The U.S. EPA has classified vinclozolin as a possible human carcinogen. Vinclozolin induces an increase in leydig cell tumors in rats. The 3,5-DCA metabolite is thought to possess a mode of tumor induction based on its similarity to p-choroaniline.

=== Environment ===
Laboratory test indicate that vinclozolin easily breaks down and dissipates in the environment with the help of microbes. Of its several metabolites 3,5-dichloroaniline resists further degradation. In terrestrial field dissipation studies conducted in various states, vinclozolin dissipated with a half-life between 34 and 94 days. Half-lives including residues can reach up to 1,000 days. Residues may accumulate and be available for future crop uptake.

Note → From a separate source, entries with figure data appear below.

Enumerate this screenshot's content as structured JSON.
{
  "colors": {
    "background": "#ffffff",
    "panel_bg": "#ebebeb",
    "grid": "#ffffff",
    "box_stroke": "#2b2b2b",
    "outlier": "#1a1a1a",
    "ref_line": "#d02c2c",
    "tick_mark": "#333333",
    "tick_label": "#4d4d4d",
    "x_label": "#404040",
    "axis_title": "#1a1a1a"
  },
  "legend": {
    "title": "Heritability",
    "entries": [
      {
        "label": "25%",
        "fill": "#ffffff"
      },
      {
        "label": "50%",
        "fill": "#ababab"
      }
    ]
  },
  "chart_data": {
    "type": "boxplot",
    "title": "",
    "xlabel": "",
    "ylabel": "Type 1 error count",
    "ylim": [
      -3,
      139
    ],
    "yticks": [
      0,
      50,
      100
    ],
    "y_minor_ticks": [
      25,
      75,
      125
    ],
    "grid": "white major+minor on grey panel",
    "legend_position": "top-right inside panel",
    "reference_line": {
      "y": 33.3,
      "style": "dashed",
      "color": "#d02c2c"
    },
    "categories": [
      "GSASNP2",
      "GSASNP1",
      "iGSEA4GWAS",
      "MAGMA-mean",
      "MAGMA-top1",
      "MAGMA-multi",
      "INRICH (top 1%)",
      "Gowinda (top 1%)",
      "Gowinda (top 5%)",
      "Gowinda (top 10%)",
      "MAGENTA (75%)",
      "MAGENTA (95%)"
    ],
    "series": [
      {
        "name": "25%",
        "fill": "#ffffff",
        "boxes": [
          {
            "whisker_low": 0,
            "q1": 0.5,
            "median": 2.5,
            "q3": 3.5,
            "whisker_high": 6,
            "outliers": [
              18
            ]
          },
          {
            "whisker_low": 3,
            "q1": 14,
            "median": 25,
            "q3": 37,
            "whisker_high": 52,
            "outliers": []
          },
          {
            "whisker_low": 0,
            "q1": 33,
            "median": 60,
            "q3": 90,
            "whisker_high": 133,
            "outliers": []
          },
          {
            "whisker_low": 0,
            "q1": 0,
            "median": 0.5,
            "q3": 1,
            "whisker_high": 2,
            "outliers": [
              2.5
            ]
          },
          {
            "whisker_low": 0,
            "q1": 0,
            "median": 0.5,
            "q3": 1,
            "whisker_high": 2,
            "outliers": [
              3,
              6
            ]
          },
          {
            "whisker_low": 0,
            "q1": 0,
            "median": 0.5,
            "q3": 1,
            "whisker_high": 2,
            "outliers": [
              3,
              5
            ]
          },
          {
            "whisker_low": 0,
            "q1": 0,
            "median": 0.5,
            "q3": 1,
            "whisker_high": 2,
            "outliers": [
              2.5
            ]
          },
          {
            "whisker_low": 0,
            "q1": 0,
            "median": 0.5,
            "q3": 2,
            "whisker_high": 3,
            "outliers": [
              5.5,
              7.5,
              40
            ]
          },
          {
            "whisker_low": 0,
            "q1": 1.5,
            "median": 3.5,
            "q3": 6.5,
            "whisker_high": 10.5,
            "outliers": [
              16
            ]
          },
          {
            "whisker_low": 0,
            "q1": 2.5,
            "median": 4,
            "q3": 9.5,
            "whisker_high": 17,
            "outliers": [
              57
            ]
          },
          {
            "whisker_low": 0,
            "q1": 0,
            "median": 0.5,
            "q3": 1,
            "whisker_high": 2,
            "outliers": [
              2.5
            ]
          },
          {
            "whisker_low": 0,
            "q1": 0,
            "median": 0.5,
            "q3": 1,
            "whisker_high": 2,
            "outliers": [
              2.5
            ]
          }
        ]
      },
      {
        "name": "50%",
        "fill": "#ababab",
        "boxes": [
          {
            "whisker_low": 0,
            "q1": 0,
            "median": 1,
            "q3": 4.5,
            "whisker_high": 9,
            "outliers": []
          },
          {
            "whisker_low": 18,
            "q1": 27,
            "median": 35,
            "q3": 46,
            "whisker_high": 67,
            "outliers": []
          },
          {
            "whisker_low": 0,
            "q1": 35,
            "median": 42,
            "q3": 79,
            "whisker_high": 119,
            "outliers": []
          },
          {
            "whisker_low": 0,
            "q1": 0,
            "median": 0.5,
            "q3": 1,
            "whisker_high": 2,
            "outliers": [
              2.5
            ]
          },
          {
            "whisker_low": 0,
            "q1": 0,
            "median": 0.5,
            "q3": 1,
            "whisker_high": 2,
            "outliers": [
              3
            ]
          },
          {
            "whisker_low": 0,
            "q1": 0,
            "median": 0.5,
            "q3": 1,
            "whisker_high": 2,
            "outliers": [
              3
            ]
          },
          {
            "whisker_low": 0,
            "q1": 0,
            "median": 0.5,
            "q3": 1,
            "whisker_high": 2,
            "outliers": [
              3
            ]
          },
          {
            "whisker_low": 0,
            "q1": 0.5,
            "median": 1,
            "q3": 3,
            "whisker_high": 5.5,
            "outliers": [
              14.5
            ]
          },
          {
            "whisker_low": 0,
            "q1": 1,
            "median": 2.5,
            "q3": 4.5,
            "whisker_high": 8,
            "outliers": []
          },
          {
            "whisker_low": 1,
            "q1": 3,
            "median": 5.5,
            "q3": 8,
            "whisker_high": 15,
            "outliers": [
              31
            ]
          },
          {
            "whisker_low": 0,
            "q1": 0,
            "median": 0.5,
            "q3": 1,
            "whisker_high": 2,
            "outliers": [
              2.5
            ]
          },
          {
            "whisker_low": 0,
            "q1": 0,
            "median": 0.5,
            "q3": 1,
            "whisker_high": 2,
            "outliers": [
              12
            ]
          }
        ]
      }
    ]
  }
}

== Alternative fungicides ==
Since the phase-out of vinclozolin, farmers are faced with fewer options to control gray and white mold. The New York State Agricultural Experiment Station has carried out efficacy trials for gray and white mold. Research has shown potential alternatives to vinclozolin. Trifloxystrobin (Flint), iprodione (Rovral), and cyprodinil plus fludioxonil (Switch) control gray mold. Thiophanate-methyl (Topsin M) was as effective as vinclozolin in controlling white molds. Switch was the most promising alternative to vinclozolin for controlling both gray and white mold on pods and for increasing marketable yield.